September 24, 2020
Dear Jacinda – it will take more than Matariki to uphold the Left’s values
Martyn 'Bomber' Bradbury: It was an interesting first Leader's debate.
Judith Collins scowling and constantly on the attack.
Jacinda trying to remain calm and above the petty interruptions.
And John Campbell too tied down by his perceived bias to actually be John Campbell.
It was a tiresome affair that added little insight to the big issues and the political solutions for those big issues.
Thanks to the pandemic, this country faces the greatest challenge to its ongoing progress and we have debate that creates only heat and no light to best decide how to navigate those challenges.
What was most fascinating about the first Leaders Debate, is how Māori weren't mentioned once!
Labour are so focused on winning an outright majority that they don't want to spook any of the new voters they've managed to woo away from National and they don't want to give Judith the chance to play to the worst angels of our nature the way Don Brash did with his infamous Orewa Speech.
I'm guessing that's the reason no resolution at Ihumātao has been announced yet. Expect it right after the election.
The simple truth is that without massive support from Māori, Labour wouldn't be anywhere near a majority winner on election night.
It is not going to be enough to make Matariki a public holiday, this pandemic has exposed the inequality that has gnawed away at the soul of this country and radical solutions are required.
Jacinda leads the Labour Party, the Left's values demand more than lip service to inequality and poverty than a public holiday.
Radical reform is required within the relationship between the State and Māori.
Māori aren't looking for a hand out or a hand up, they are looking for Hands off!
They want the resource to run the services directly themselves.
The egregious results for Māori within public health and public education speak for themselves. There needs to be a Māori response, run by Māori within a Māori cultural dynamic that actually provides agency and self sovereignty.
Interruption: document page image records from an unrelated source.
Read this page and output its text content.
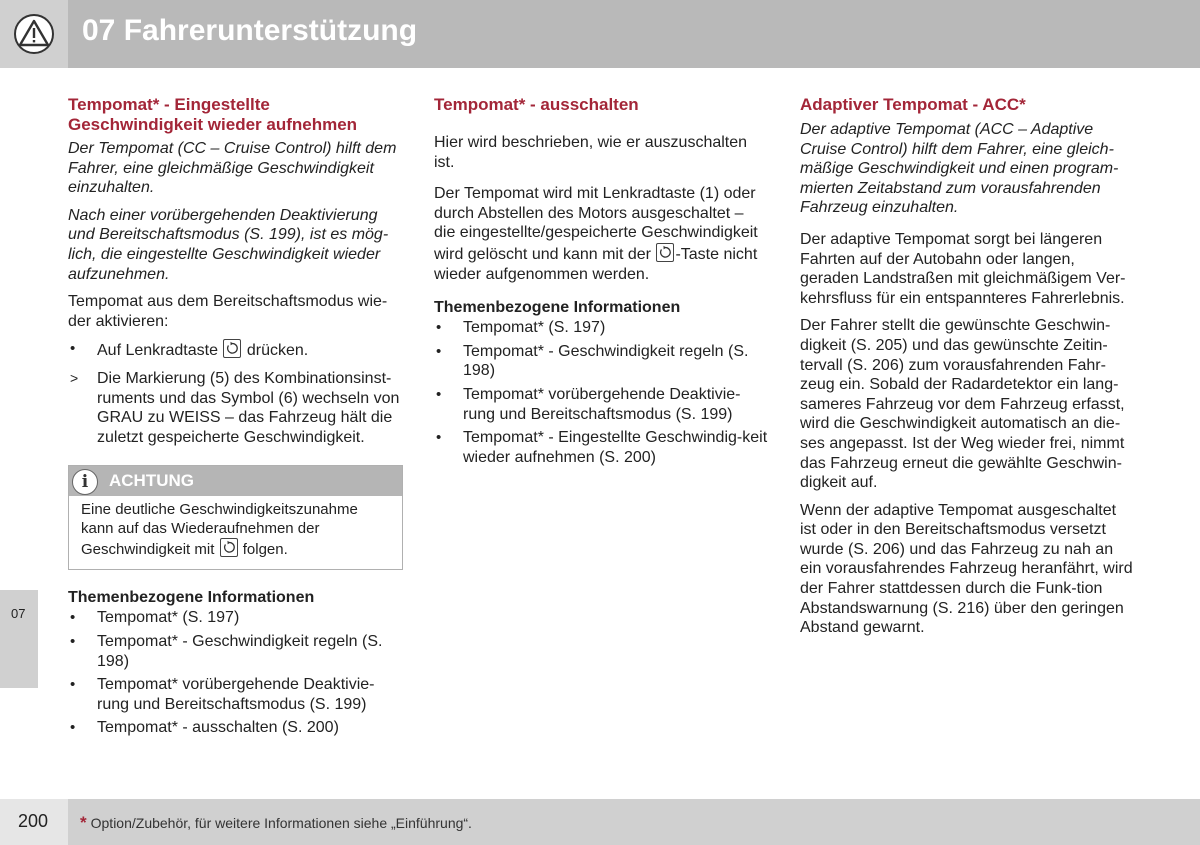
07 Fahrerunterstützung
Tempomat* - Eingestellte Geschwindigkeit wieder aufnehmen

Der Tempomat (CC – Cruise Control) hilft dem Fahrer, eine gleichmäßige Geschwindigkeit einzuhalten.

Nach einer vorübergehenden Deaktivierung und Bereitschaftsmodus (S. 199), ist es mög-lich, die eingestellte Geschwindigkeit wieder aufzunehmen.

Tempomat aus dem Bereitschaftsmodus wie-der aktivieren:

• Auf Lenkradtaste drücken.
> Die Markierung (5) des Kombinationsinst-ruments und das Symbol (6) wechseln von GRAU zu WEISS – das Fahrzeug hält die zuletzt gespeicherte Geschwindigkeit.
i	ACHTUNG
Eine deutliche Geschwindigkeitszunahme kann auf das Wiederaufnehmen der Geschwindigkeit mit folgen.
Themenbezogene Informationen
• Tempomat* (S. 197)
• Tempomat* - Geschwindigkeit regeln (S. 198)
• Tempomat* vorübergehende Deaktivie-rung und Bereitschaftsmodus (S. 199)
• Tempomat* - ausschalten (S. 200)
Tempomat* - ausschalten

Hier wird beschrieben, wie er auszuschalten ist.

Der Tempomat wird mit Lenkradtaste (1) oder durch Abstellen des Motors ausgeschaltet – die eingestellte/gespeicherte Geschwindigkeit wird gelöscht und kann mit der -Taste nicht wieder aufgenommen werden.

Themenbezogene Informationen
• Tempomat* (S. 197)
• Tempomat* - Geschwindigkeit regeln (S. 198)
• Tempomat* vorübergehende Deaktivie-rung und Bereitschaftsmodus (S. 199)
• Tempomat* - Eingestellte Geschwindig-keit wieder aufnehmen (S. 200)
Adaptiver Tempomat - ACC*

Der adaptive Tempomat (ACC – Adaptive Cruise Control) hilft dem Fahrer, eine gleich-mäßige Geschwindigkeit und einen program-mierten Zeitabstand zum vorausfahrenden Fahrzeug einzuhalten.

Der adaptive Tempomat sorgt bei längeren Fahrten auf der Autobahn oder langen, geraden Landstraßen mit gleichmäßigem Ver-kehrsfluss für ein entspannteres Fahrerlebnis.

Der Fahrer stellt die gewünschte Geschwin-digkeit (S. 205) und das gewünschte Zeitin-tervall (S. 206) zum vorausfahrenden Fahr-zeug ein. Sobald der Radardetektor ein lang-sameres Fahrzeug vor dem Fahrzeug erfasst, wird die Geschwindigkeit automatisch an die-ses angepasst. Ist der Weg wieder frei, nimmt das Fahrzeug erneut die gewählte Geschwin-digkeit auf.

Wenn der adaptive Tempomat ausgeschaltet ist oder in den Bereitschaftsmodus versetzt wurde (S. 206) und das Fahrzeug zu nah an ein vorausfahrendes Fahrzeug heranfährt, wird der Fahrer stattdessen durch die Funk-tion Abstandswarnung (S. 216) über den geringen Abstand gewarnt.

07
200 * Option/Zubehör, für weitere Informationen siehe „Einführung“.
Now that doesn't mean the universal service provision can simply ignore Māori needs or discontinue service because new Māori agencies will be picking those up, it means new Māori service providers with their own agency alongside universal bi-cultural providers are seen as the way to live up to the Treaty's promise.
Policy tokenism within the bureaucratic tyranny of a Coloniser State will no longer be tolerated by the next generation of activists.